Sennacherib Murdered by his own sons
2 Kings 19:37 Now it came to pass, as he (Sennacherib) was worshiping in the temple of Nisroch his god, that his sons Adrammelech and Sharezer struck him down with the sword; and they escaped into the land of Ararat. Then Esarhaddon his son reigned in his place.”
Isaiah’s prophecy came to pass 20 years later. This exact account was discovered on a clay tablet (in The British Museum): “On the twentieth day of the month Tebet Sennacherib king of Assyria his son slew him in rebellion… Esarhaddon his son sat on the throne of Assyria.’”

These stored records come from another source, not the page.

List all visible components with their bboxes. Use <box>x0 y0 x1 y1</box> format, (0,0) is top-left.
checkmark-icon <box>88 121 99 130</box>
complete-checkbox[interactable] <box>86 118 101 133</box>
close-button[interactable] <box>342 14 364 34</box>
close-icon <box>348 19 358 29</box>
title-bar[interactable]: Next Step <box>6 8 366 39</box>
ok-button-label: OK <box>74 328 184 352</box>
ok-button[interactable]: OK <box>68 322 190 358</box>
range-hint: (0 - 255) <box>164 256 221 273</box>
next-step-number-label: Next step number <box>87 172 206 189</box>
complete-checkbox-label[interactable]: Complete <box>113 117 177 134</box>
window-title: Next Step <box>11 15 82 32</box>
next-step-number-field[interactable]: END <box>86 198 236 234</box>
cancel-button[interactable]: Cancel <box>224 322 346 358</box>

There is a problem with the reconciling the Biblical and extra-biblical dating. According to 2 Kings 18:10 Samaria fell in the 9th year of Hoshea’s reign, and 6th year of Hezekiah’s reign. Then 18:13 says Sennacherib invaded the fortified cities of Judah in Hezekiah’s 14th year. That’s only 8 years later, which would be 714 BC, not 701 BC as we know from extra-biblical sources. It could not have been much earlier than 701 BC because Sennacherib did not begin to reign until 705. One solution is to understand the Biblical text to refer to the time that Sennacherib began his campaigns against Judah’s fortified cities, not the time at which Lachish fell, or the time at which Hezekiah was corresponding with Sennacherib at Lachish. This would explain how Hezekiah was able to accomplish all the preparations described in 2 Chron 32:2-6,32. He didn’t begin preparing in 701 BC (his 27th or 28th regal year), but in his 14th.